The debut of Apple's iPad thrust the tablet computer market into the limelight, and not a week goes by, it seems, without some kind of story, speculation or analysis about how the consumer-geared iPad is being eyed, accepted and even adopted for business use. As iPad competitors start to arrive, and UC-enabled tablets like Cisco's Cius (pictured) come on the horizon, the race is on to find the tablet that'll be primed for widespread adoption by enterprises the way Research in Motion's BlackBerry was the perceived fail-safe enterprise smartphone choice years ago.

Consolidation Nation

The titans are hungry: HP, Cisco, IBM, Google, Oracle, and other tech top dogs continue to make acquisitions -- some logical, some daring, some head-scratching -- at breakneck pace, with Intel's recent pickup of McAfee perhaps the summer's biggest capture so far. Many companies can be had for cheap with valuations shifting, and the mad dash toward cloud computing means every start-up perceived as having a strong cloud play could be a target. And how about the never-ending chug of that "who's buying who" rumor mill: this week's biggie is that Cisco is sweet on Skype. Will another major vendor be taken off the board in 2010?

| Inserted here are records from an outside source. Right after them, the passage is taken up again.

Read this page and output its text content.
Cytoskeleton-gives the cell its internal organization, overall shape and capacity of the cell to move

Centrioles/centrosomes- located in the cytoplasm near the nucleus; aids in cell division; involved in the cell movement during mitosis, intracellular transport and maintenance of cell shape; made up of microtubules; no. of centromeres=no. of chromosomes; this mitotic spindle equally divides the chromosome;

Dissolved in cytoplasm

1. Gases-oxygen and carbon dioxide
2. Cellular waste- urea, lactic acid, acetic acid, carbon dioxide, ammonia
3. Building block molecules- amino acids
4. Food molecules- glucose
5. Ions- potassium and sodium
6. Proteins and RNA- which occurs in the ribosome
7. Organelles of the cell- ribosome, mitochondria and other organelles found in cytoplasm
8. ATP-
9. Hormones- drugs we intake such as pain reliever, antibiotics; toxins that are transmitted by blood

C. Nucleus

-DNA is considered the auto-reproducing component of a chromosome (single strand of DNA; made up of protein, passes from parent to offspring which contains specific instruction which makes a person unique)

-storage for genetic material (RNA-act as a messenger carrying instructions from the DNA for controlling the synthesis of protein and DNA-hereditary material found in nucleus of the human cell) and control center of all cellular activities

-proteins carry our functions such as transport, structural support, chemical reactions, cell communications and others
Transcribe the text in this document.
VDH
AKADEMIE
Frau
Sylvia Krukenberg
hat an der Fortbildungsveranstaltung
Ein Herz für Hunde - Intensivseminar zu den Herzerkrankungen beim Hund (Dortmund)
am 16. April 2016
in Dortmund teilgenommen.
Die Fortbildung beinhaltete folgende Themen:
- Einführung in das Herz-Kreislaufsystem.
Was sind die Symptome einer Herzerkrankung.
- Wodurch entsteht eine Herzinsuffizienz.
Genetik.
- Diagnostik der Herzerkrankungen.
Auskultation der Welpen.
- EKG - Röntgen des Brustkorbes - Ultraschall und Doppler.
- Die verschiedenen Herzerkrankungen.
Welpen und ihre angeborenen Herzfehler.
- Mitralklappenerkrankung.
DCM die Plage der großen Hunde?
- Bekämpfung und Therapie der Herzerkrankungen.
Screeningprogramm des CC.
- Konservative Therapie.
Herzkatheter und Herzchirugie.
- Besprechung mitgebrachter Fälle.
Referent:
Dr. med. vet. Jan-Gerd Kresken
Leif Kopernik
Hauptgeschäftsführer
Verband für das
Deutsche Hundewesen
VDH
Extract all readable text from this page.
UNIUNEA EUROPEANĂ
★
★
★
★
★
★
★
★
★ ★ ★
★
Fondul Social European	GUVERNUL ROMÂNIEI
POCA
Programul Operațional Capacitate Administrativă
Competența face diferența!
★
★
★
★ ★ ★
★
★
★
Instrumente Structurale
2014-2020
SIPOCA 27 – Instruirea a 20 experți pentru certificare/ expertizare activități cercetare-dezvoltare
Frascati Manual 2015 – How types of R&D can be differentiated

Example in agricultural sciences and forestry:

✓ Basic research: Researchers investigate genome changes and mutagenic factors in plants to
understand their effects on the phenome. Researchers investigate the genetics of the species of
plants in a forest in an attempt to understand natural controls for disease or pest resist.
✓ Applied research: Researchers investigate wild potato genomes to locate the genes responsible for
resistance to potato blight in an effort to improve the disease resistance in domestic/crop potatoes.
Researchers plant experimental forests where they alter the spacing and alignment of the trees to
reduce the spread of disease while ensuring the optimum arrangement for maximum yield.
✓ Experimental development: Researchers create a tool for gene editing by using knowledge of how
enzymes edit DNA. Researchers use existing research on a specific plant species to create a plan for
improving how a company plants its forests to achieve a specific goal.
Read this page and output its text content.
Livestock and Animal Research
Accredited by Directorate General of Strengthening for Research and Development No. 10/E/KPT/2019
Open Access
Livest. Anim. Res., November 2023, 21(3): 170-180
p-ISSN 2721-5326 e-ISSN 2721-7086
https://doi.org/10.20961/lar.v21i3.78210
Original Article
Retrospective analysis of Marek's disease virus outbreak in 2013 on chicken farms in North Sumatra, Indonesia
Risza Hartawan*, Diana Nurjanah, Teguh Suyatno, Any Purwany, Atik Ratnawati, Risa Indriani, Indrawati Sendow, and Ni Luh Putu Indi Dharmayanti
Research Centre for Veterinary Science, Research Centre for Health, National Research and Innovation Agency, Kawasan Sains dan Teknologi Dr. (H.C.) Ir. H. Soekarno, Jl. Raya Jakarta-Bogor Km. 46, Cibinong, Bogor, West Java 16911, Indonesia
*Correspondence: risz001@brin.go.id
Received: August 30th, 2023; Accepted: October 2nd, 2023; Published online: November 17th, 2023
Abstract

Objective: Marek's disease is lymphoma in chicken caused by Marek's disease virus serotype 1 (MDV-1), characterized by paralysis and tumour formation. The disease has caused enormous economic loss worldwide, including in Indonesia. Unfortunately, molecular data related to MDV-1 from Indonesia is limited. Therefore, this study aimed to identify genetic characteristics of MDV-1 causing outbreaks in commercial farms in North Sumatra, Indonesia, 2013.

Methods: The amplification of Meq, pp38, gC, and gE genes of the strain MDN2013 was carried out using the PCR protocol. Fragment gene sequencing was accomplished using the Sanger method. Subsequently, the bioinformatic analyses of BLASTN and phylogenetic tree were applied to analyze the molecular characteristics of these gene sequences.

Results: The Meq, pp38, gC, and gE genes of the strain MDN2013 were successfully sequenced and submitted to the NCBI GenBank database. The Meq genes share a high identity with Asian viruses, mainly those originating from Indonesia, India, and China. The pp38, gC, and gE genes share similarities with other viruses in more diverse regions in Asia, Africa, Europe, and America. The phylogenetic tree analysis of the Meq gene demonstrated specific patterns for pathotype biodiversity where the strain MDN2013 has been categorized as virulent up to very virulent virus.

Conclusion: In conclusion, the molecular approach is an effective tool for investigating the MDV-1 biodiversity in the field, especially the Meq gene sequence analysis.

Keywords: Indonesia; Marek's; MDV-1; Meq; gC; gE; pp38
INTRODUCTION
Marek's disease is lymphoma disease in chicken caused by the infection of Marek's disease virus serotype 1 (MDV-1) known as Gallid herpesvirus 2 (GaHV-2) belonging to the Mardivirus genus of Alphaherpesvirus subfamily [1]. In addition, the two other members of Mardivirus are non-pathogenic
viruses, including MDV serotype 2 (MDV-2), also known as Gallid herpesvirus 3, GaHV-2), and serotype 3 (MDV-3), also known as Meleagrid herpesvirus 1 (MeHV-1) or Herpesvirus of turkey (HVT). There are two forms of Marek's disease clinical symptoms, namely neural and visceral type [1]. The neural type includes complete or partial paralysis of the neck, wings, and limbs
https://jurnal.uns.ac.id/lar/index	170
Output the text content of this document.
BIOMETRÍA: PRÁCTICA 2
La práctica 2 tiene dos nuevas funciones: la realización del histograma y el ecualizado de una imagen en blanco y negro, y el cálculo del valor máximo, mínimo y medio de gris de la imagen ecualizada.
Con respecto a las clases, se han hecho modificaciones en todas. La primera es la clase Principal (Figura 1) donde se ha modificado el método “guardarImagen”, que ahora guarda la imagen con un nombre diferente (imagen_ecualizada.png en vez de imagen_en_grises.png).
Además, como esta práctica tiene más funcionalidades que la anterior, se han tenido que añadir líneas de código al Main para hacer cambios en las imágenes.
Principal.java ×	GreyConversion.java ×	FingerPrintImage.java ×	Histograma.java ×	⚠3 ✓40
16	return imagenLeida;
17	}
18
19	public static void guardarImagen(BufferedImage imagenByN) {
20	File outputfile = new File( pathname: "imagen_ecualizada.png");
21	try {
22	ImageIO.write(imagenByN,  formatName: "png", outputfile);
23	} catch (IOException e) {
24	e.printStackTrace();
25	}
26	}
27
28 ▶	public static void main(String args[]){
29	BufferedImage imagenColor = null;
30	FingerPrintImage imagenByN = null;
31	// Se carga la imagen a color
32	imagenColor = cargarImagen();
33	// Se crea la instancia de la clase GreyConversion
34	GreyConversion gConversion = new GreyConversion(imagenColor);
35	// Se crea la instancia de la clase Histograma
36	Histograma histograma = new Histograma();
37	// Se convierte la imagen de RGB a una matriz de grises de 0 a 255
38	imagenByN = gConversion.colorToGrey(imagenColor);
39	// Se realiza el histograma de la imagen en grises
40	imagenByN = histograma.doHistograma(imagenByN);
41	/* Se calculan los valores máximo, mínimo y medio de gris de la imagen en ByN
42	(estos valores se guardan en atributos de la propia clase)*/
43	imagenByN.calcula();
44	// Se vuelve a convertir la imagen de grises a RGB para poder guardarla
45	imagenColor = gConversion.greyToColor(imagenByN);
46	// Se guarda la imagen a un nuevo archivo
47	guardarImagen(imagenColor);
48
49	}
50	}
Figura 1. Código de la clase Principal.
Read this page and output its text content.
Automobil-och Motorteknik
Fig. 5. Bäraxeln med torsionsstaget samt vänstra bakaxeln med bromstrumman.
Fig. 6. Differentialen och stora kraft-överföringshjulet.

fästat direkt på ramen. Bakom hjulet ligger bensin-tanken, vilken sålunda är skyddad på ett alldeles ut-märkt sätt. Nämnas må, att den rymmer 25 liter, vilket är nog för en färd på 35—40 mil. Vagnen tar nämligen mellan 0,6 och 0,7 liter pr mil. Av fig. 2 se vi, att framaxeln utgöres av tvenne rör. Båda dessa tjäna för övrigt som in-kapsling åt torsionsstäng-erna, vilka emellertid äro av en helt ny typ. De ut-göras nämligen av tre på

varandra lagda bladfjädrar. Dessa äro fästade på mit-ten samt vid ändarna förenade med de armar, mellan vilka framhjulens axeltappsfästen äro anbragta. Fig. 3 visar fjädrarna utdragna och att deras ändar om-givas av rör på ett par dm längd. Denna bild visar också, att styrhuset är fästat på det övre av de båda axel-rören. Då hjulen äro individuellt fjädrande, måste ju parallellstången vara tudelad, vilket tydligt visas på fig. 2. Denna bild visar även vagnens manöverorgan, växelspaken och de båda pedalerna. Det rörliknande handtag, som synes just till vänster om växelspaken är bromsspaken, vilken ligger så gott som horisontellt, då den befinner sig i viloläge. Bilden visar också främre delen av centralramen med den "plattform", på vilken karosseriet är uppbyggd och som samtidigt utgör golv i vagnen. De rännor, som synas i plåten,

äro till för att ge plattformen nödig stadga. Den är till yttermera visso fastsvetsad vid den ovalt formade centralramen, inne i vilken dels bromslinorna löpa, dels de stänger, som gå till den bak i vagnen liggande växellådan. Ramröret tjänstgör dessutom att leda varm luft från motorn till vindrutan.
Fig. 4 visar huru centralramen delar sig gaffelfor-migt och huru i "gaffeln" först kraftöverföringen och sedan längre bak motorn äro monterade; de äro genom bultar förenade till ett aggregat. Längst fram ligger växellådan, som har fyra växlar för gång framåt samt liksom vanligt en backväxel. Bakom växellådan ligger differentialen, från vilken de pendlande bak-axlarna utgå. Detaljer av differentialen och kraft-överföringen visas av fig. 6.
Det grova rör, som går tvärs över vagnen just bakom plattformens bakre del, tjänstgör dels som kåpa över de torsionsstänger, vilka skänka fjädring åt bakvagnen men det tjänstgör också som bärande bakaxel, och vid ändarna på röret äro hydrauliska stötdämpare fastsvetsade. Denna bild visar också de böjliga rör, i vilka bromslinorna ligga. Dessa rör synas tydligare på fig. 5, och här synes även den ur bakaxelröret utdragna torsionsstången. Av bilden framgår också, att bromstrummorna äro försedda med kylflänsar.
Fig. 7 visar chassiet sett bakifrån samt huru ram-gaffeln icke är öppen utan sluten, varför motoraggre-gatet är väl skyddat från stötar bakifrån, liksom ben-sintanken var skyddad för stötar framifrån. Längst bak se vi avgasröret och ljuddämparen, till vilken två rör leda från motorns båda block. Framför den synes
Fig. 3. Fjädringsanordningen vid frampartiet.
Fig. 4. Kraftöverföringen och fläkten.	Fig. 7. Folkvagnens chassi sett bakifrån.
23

Consolidation among VARs -- especially those looking to add competency, scale or vendor relationships -- is also continuing, but the smartest channel execs know that a proper M&A relationship means due diligence, risk and vision.

Revival Through Reinvention

The more we at CRN interview solution providers and the more we sift through feedback and discussion provided in the ChannelWeb Connect community, the more we're learning about a divide between channel partners: the ones that reinvented themselves to survive -- and thrive -- in the downturn, and the ones that didn't heed Jack Welch's advice to "change before you have to."

Be they former networking hardware resellers who caught the hosted VoIP wave years ago, or those who were providing cloud computing infrastructure before "cloud" was a buzzword, or who understood that security would be a critical piece in the solutions puzzle long before threats to businesses of all sizes grew exponentially. They're the solution providers that stayed ahead of the curve, or had the good sense to reinvent themselves. And as the economy ticks up, they'll be the elite. It's their stories, being told now, as we head in 2011, that will provide new measures for success and reaffirm old ones.